Sirt1 and cell senescence has been closely linked to telomere biology and global DNA repair which provides mechanistic explanations for SIRT1 functions, in protection from DNA damage, and thus genomic stability [39,40]. Sirt1 has been closely linked to telomerase which is a ribonucleoprotein (RNP) complex responsible
for the elongation of telomeres to maintain genomic integrity. Telomerase is composed of the telomerase reverse transcriptase (TERT) and telomerase RNA components (TERC). These factors regulate the catalytic activity of telomerase [41]. Telomerase protects cells from apoptosis via the maintenance of genomic integrity by stabilizing telomeres and adding DNA, in mediating cell survival and anti-apoptotic functions against various cytotoxic stresses [42,43]. Telomerase is closely connected to telomere length maintenance and control of genes involved in growth and cell proliferation [44].

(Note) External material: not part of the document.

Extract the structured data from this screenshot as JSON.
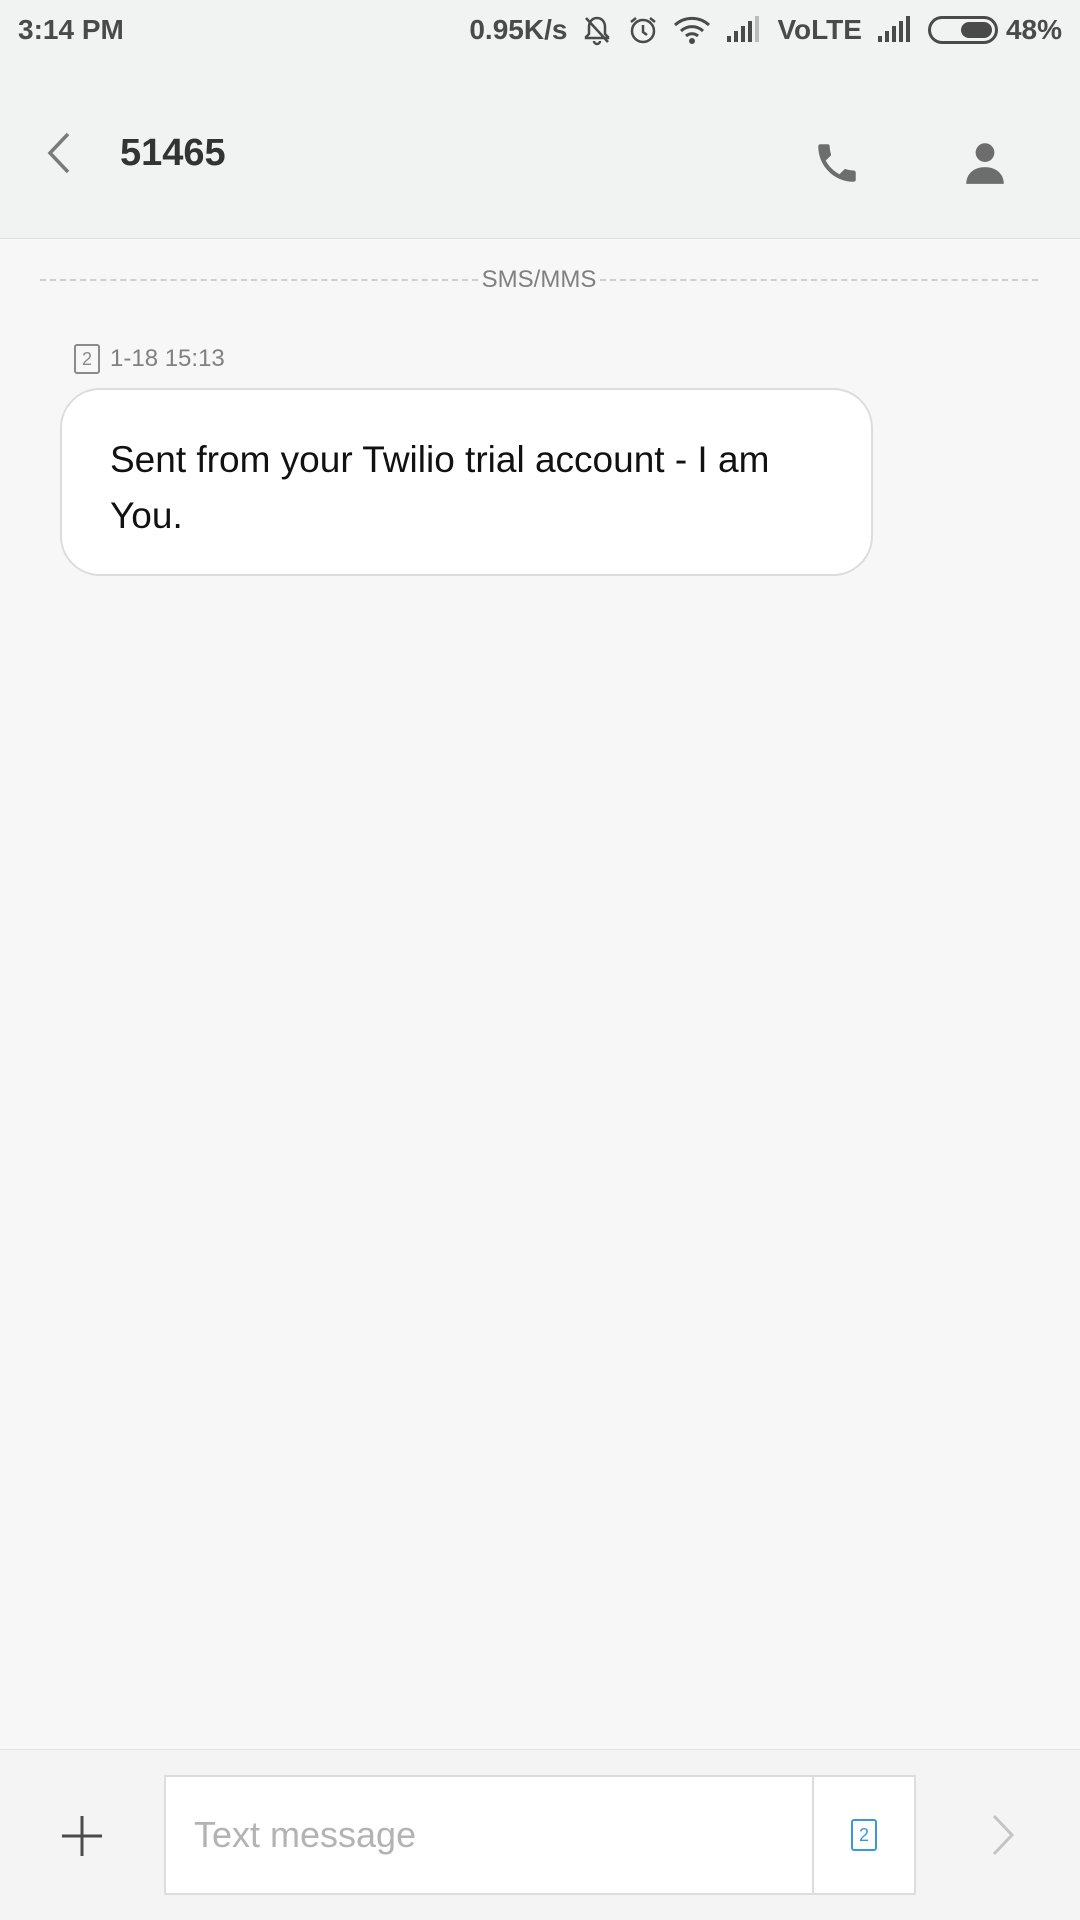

Anti-aging strategies that target telomere shortening in diabetes is of particular interest to biological aging since telomere shortening has been associated as an early risk for dementia [45,46]. Age-related changes in AD lead to neuronal apoptosis and therapy to delay the onset and even progression of Alzheimer’s disease are urgently required. Nutrition related to low fat diets and drugs that reduce intestinal absorption of fat with modulation of adipose tissue Sirt1 activity may improve the adipocyte brain crosstalk that may be assessed as a possible treatment of neuronal diseases that afflict diabetic and AD individuals. Sirt1 is essential for neurogenesis and calorie restriction activates Sirt1 with effects on longevity by modulation of phosphoinositide 3 kinase pathway that determines life span [47-49]. The role of Sirt1 in brain metabolic regulation and synaptic plasticity has been shown and maintenance of Sirt1 expression by calorie restriction regulates lipid metabolism and energy expenditure [19]. Age associated cardiovascular changes have been strongly associated with alterations in Sirt1 [8-11] and genetic as well as experimental evidence of its control of lifespan is of interest to the areas of diabetes, neurodegeneration and AD. Telomere and telomerase activity has now taken an important place in AD therapeutics, using telomere length and telomerase activity in the determination of neuronal populations in these individuals [50,51]. Sirt1 and its role in AD is of interest with reviews that indicate that Sirt1 is closely connected to Abeta production, telomere maintenance and stem cell aging [39,40,52,53]. Interests in Sirt1 control of telomerase is of interest to diabetes and AD with recent publiccations suggesting telomerase inhibition is involved with abeta cell apoptosis. In AD, transgenic mice telomere length has also shown to be associated with amyloid pathology with indications that Sirt1 expression and activity is essential to neuronal population maintenance and prevention of AD.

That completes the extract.